If you enter a grocery store and see an item claiming to be “100% natural”, what associations do you make? Would you assume it’s less processed? Healthier? Possibly even organic? At least if you live in the United States, as Marion Nestle explains on her blog, none of those assumptions actually need to be the case. This is because the label “natural” – as opposed to organic, for example – has never been properly regulated by the US FDA (Food and Drug Administration), so they see the use of it as fair game as long as “the food does not contain added color, artificial flavors or synthetic substances.”
This means food companies can process their items as much as they would like to, use GMO ingredients, and even apparently circumvent those paltry rules (as Nestle’s example case, “Honey BBQ All Natural Potato Chips” which contain monosodium glutamate, yellow food coloring and another 16 ingredients besides potatoes and oil) since you would have to be subject to private litigation for your claim to be ruled out of order. Until that happens, it’s much easier to say “natural” and continue what you are doing rather than spending more on expensive organic inputs, all the while reaping the halo effect of a seemingly more healthful diet.
To make matters even more complex, the USDA (Department for Agriculture), responsible for meat and dairy labelling, has its own definitions on what “natural” means.
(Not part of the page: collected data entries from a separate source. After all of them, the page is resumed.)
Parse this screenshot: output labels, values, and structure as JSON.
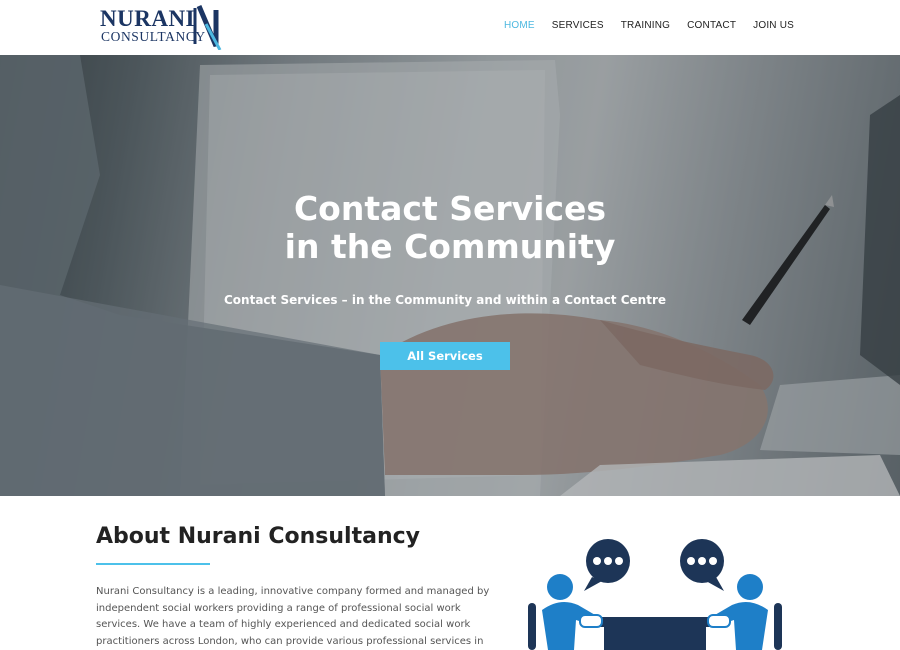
{
  "brand": {
    "name": "NURANI",
    "tagline": "CONSULTANCY",
    "color": "#1b3563"
  },
  "nav": {
    "items": [
      {
        "label": "HOME",
        "active": true
      },
      {
        "label": "SERVICES",
        "active": false
      },
      {
        "label": "TRAINING",
        "active": false
      },
      {
        "label": "CONTACT",
        "active": false
      },
      {
        "label": "JOIN US",
        "active": false
      }
    ],
    "active_color": "#4cb8e0"
  },
  "hero": {
    "title_line1": "Contact Services",
    "title_line2": "in the Community",
    "subtitle": "Contact Services – in the Community and within a Contact Centre",
    "button_label": "All Services",
    "button_color": "#4cc1ea"
  },
  "about": {
    "title": "About Nurani Consultancy",
    "text": "Nurani Consultancy is a leading, innovative company formed and managed by independent social workers providing a range of professional social work services. We have a team of highly experienced and dedicated social work practitioners across London, who can provide various professional services in the field of family law, child",
    "accent_color": "#4cc1ea",
    "illustration": "meeting-icon"
  }
}
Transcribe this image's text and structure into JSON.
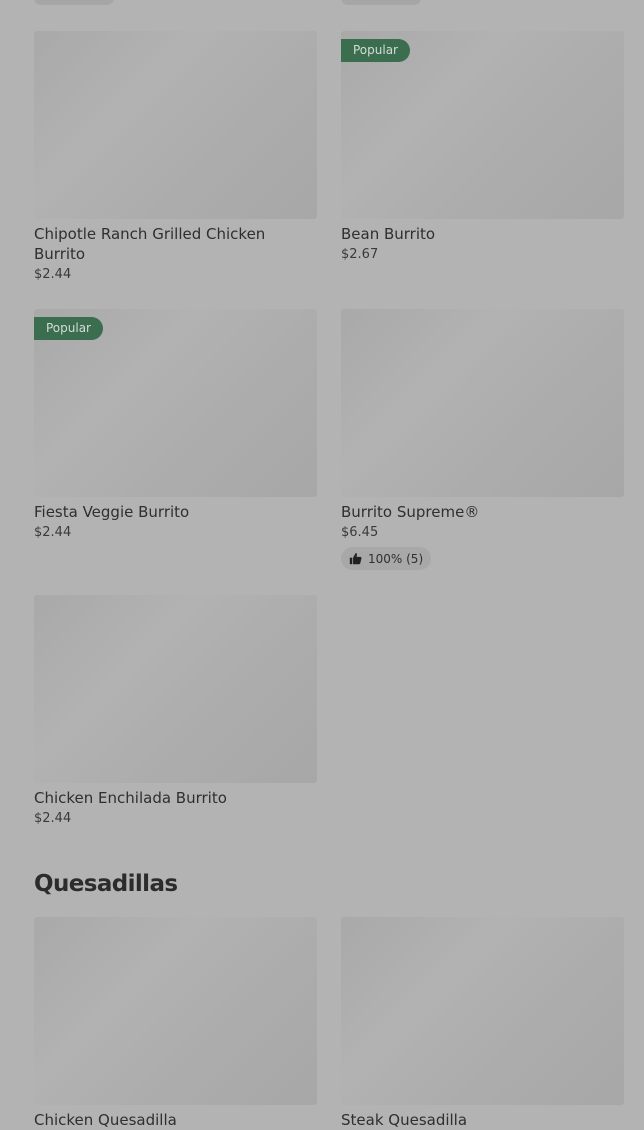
{
  "menu": {
    "burritos": {
      "items": [
        {
          "name": "Chipotle Ranch Grilled Chicken Burrito",
          "price": "$2.44"
        },
        {
          "name": "Bean Burrito",
          "price": "$2.67",
          "badge": "Popular"
        },
        {
          "name": "Fiesta Veggie Burrito",
          "price": "$2.44",
          "badge": "Popular"
        },
        {
          "name": "Burrito Supreme®",
          "price": "$6.45",
          "rating": "100% (5)"
        },
        {
          "name": "Chicken Enchilada Burrito",
          "price": "$2.44"
        }
      ]
    },
    "quesadillas": {
      "title": "Quesadillas",
      "items": [
        {
          "name": "Chicken Quesadilla"
        },
        {
          "name": "Steak Quesadilla"
        }
      ]
    }
  },
  "icons": {
    "thumbs_up": "thumbs-up-icon"
  },
  "colors": {
    "popular_badge": "#3b6d4f",
    "overlay_background": "#b3b3b3"
  }
}
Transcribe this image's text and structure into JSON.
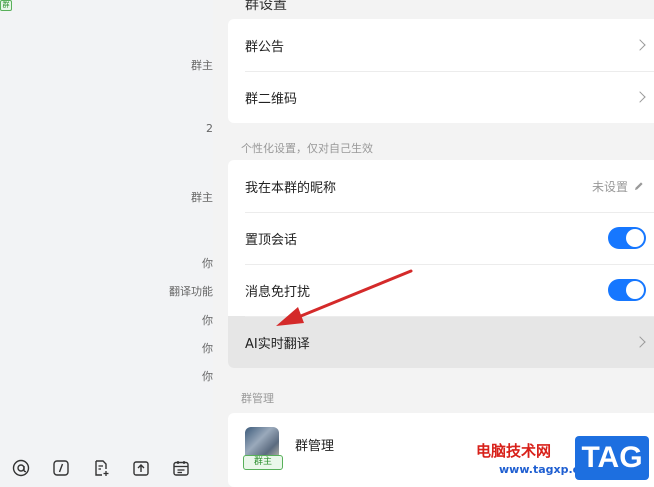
{
  "chat": {
    "fragments": [
      "群主",
      "2",
      "群主",
      "你",
      "翻译功能",
      "你",
      "你",
      "你"
    ]
  },
  "settings": {
    "title": "群设置",
    "top_items": [
      "群公告",
      "群二维码"
    ],
    "personal_hint": "个性化设置，仅对自己生效",
    "nickname_label": "我在本群的昵称",
    "nickname_value": "未设置",
    "pin_label": "置顶会话",
    "pin_on": true,
    "mute_label": "消息免打扰",
    "mute_on": true,
    "ai_translate_label": "AI实时翻译",
    "manage_hint": "群管理",
    "admin_label": "群管理",
    "admin_badge": "群主"
  },
  "watermark": {
    "site": "电脑技术网",
    "url": "www.tagxp.com",
    "tag": "TAG"
  },
  "colors": {
    "accent": "#1677ff",
    "annotation": "#d42a2a"
  }
}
Confusing to the max.
The EU, on the other hand, known for extensive regulatory activity, has a whole list of nutritional claims and requirements needed to be able to use them here. From my understanding, “natural” or “naturally” may only be used as a prefix for another claim, e.g. “natural source of omega-3 fatty acids”, if “a food naturally meets the condition(s) laid down in this Annex for the use of a nutritional claim“.
Have you ever been fooled by a food label?